Tuesday, March 29, 2011
Class #43--8th Grade Algebra I
Tuesday, March 29, 2011, 9:10 A.M. 8th Grade Algebra I Class. Class #43 on my “50 Classes or Bust!” marathon. Given two absences, this normally small class of eight students is even smaller today. The students better be sharp for Mrs. Yapsuga! The class moves directly into three warm-up problems. The first is as follows: “Find the slope of a line containing the points (2,6) and (-5, -8).” Boy, am I rusty! The students, however, complete the three problems, share their answers on the board, and then are quickly working on the next activity. They pivot 180 degrees and face the SmartBoard on the rear wall of the class. A graph showing “Oil Changes vs. Engine Repair” is projected, and the class discusses the slope of the line and what it means.
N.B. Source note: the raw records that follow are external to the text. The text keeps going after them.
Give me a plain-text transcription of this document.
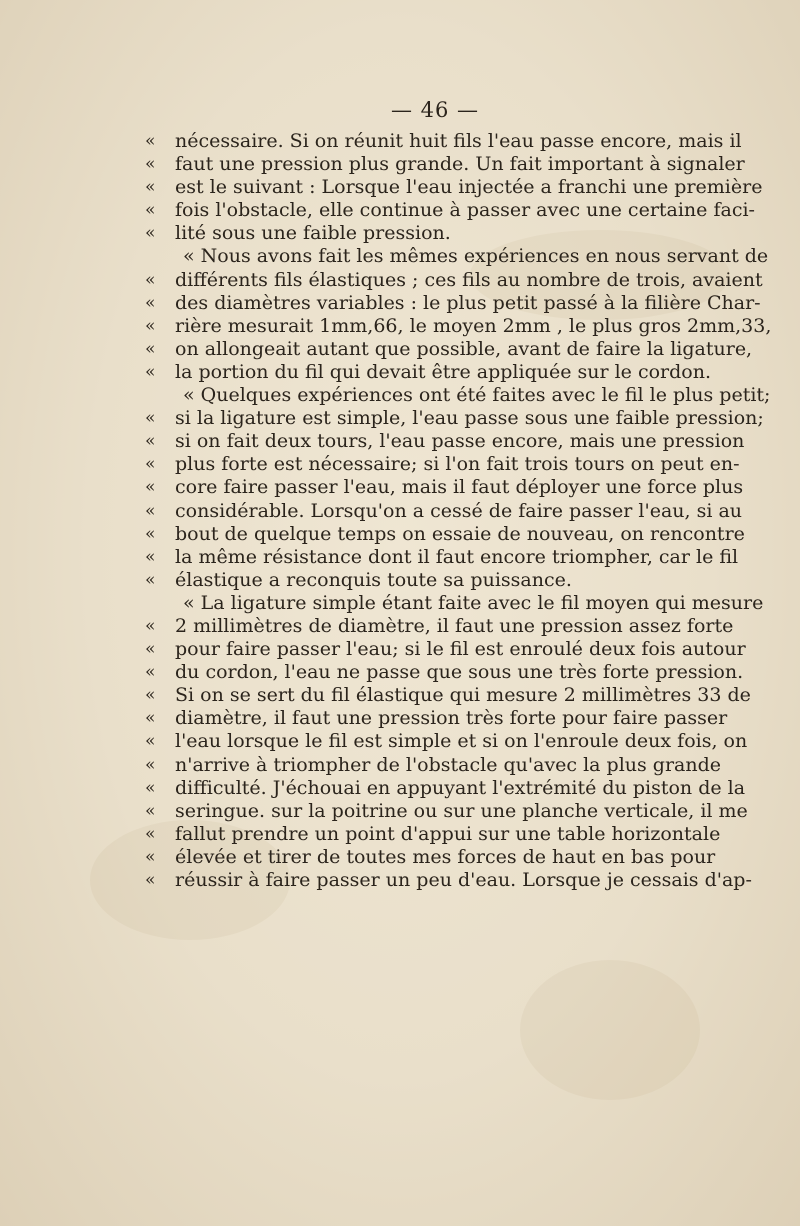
— 46 —
« nécessaire. Si on réunit huit fils l'eau passe encore, mais il
« faut une pression plus grande. Un fait important à signaler
« est le suivant : Lorsque l'eau injectée a franchi une première
« fois l'obstacle, elle continue à passer avec une certaine faci-
« lité sous une faible pression.
« Nous avons fait les mêmes expériences en nous servant de
« différents fils élastiques ; ces fils au nombre de trois, avaient
« des diamètres variables : le plus petit passé à la filière Char-
« rière mesurait 1mm,66, le moyen 2mm , le plus gros 2mm,33,
« on allongeait autant que possible, avant de faire la ligature,
« la portion du fil qui devait être appliquée sur le cordon.
« Quelques expériences ont été faites avec le fil le plus petit;
« si la ligature est simple, l'eau passe sous une faible pression;
« si on fait deux tours, l'eau passe encore, mais une pression
« plus forte est nécessaire; si l'on fait trois tours on peut en-
« core faire passer l'eau, mais il faut déployer une force plus
« considérable. Lorsqu'on a cessé de faire passer l'eau, si au
« bout de quelque temps on essaie de nouveau, on rencontre
« la même résistance dont il faut encore triompher, car le fil
« élastique a reconquis toute sa puissance.
« La ligature simple étant faite avec le fil moyen qui mesure
« 2 millimètres de diamètre, il faut une pression assez forte
« pour faire passer l'eau; si le fil est enroulé deux fois autour
« du cordon, l'eau ne passe que sous une très forte pression.
« Si on se sert du fil élastique qui mesure 2 millimètres 33 de
« diamètre, il faut une pression très forte pour faire passer
« l'eau lorsque le fil est simple et si on l'enroule deux fois, on
« n'arrive à triompher de l'obstacle qu'avec la plus grande
« difficulté. J'échouai en appuyant l'extrémité du piston de la
« seringue. sur la poitrine ou sur une planche verticale, il me
« fallut prendre un point d'appui sur une table horizontale
« élevée et tirer de toutes mes forces de haut en bas pour
« réussir à faire passer un peu d'eau. Lorsque je cessais d'ap-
This is a follow-up to yesterday’s lesson, in which the students created a scatter plot using their graphing calculators and then created a “line of best fit.” Next, the class examines a graph displaying the relationship between the weight of a bike and the height of a jump that can be executed. After looking at the data, the students discover that for every five pounds of bike weight, the height of the jump goes down by one foot. Next, the class evaluates winning times for the men’s Olympics 200 meter individual medley swim. The class digs into some meaty questions. What is the slope of the line and what it means? What might the times have been if the Olympics had been held in 1980? Is it reasonable to predict the winning time for the 2012 Summer Games? 2028 Olympic Games? At what point do the projections become questionable, i.e. how fast is it humanly possible to swim (or run)? Mrs. Yapsuga is employing technology very well to enhance the lesson. She is using the SmartBoard to project—and type on--a graphing calculator. (See pictures below). The students have their own individual graphing calculators and can follow along, offer suggestions, and compare and contrast their answers. A great class!